- Hangul: 기사환국
- Hanja: 己巳換局
- Revised Romanization: Gisa Hwanguk
- McCune–Reischauer: Kisa Hwan'guk

"Gisa Literati Purge"
- Hangul: 기사사화
- Hanja: 己巳士禍
- Revised Romanization: Gisa Sahwa
- McCune–Reischauer: Kisa Sahwa

= Gisa Hwanguk =

1689 political purge in Korea

The Gisa Hwanguk (기사환국) occurred when the Westerners fell out of power after opposing the naming of a crown prince by Sukjong of Joseon. Prominent Westerner Song Si-yeol and others were executed. Shortly after, the Westerners split into Noron (Song's supporters within the Westerners) and Soron (Song's opponents within the Westerners).

== Background ==
In the late 17th century, the Westerners (Korean political faction) and Southerners (Korean political faction) were at odds in the political management of the ruling party. King Sukjong decided to abandon the previous system of party alliance and replace it frequently in order to stabilize his authority.

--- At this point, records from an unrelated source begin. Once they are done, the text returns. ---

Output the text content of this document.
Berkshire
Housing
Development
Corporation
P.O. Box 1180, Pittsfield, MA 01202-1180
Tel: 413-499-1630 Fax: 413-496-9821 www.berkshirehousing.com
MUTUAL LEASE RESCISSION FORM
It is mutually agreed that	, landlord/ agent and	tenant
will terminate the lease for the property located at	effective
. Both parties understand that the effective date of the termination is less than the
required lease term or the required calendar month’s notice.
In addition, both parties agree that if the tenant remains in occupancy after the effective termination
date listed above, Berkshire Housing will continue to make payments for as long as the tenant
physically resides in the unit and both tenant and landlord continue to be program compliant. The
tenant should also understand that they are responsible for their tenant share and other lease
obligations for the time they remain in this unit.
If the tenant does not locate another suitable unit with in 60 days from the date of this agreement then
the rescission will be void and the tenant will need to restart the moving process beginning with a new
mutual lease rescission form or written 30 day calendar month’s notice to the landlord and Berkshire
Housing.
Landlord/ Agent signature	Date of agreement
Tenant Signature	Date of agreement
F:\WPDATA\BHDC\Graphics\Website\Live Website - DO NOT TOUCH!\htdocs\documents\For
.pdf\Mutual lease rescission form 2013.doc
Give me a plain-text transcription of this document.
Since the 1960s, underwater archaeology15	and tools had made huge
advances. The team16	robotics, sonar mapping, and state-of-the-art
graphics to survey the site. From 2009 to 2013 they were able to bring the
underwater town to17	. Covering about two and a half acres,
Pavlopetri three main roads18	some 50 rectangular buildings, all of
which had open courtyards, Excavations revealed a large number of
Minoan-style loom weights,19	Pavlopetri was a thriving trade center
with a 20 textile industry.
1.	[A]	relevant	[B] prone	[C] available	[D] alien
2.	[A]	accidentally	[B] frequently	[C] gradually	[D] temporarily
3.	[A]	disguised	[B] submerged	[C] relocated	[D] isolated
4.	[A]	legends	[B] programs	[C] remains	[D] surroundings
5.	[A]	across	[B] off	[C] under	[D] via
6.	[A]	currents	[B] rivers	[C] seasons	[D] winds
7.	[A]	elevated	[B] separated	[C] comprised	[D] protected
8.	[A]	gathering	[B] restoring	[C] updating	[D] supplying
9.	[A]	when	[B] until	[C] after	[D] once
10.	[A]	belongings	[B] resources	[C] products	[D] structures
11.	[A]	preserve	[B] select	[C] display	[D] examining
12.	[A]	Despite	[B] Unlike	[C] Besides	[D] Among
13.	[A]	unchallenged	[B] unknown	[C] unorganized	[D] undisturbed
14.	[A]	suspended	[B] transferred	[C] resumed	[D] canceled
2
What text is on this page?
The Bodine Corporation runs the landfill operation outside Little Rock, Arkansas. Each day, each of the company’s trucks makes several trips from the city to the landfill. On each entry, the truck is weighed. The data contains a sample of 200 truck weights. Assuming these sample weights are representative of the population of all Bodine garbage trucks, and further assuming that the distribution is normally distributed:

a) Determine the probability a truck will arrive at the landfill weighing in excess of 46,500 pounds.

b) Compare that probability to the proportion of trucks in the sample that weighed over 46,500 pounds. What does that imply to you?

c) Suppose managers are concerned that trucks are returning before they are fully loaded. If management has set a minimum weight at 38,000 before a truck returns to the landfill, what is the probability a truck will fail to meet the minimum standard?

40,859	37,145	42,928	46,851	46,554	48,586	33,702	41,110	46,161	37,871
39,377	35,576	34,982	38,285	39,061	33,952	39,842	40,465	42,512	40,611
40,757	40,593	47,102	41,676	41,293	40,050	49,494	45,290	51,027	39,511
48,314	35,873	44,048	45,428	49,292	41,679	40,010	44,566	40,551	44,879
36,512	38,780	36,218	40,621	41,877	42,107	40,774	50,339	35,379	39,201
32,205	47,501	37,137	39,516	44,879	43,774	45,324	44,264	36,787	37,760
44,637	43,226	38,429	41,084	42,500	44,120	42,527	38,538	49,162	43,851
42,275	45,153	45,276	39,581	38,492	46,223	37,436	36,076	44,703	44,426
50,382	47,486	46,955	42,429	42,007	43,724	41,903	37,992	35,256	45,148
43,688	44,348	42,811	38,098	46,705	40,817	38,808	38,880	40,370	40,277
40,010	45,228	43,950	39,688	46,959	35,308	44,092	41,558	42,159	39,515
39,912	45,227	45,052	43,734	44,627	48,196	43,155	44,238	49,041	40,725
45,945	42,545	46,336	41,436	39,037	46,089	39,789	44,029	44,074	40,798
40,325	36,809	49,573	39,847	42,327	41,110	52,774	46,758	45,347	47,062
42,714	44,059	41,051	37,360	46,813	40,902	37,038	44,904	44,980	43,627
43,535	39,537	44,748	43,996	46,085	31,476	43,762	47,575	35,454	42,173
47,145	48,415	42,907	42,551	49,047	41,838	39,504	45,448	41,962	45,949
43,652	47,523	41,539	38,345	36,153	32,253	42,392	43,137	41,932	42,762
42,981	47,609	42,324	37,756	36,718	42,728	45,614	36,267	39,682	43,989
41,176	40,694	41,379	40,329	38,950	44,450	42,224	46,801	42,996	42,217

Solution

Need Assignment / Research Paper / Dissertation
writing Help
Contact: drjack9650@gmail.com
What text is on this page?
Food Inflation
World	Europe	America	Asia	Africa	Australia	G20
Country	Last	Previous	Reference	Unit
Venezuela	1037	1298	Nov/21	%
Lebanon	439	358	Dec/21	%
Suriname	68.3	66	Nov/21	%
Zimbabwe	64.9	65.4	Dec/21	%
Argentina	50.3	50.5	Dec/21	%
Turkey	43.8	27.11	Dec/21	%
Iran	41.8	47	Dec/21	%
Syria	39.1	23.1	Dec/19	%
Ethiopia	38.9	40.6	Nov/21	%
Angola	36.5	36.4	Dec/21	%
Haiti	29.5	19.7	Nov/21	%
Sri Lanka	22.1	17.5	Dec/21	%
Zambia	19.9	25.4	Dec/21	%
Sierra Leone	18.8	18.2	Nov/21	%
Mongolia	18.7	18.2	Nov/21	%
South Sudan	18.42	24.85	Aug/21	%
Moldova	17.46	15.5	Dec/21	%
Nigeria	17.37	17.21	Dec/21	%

In the beginning of King Sukjong's reign, the Southerners took the lead with the victory of the second Yesong. In response, the Westerners felt a sense of crisis as a political opponent of the Southerners, and the King Sukjong also had a sense of caution about the continuing rule of the Southerners. This was revealed in Hwanguk (the form of exchange party), including the Gyeongshin Hwanguk, Gisa Hwanguk, and Gapsul Hwanguk.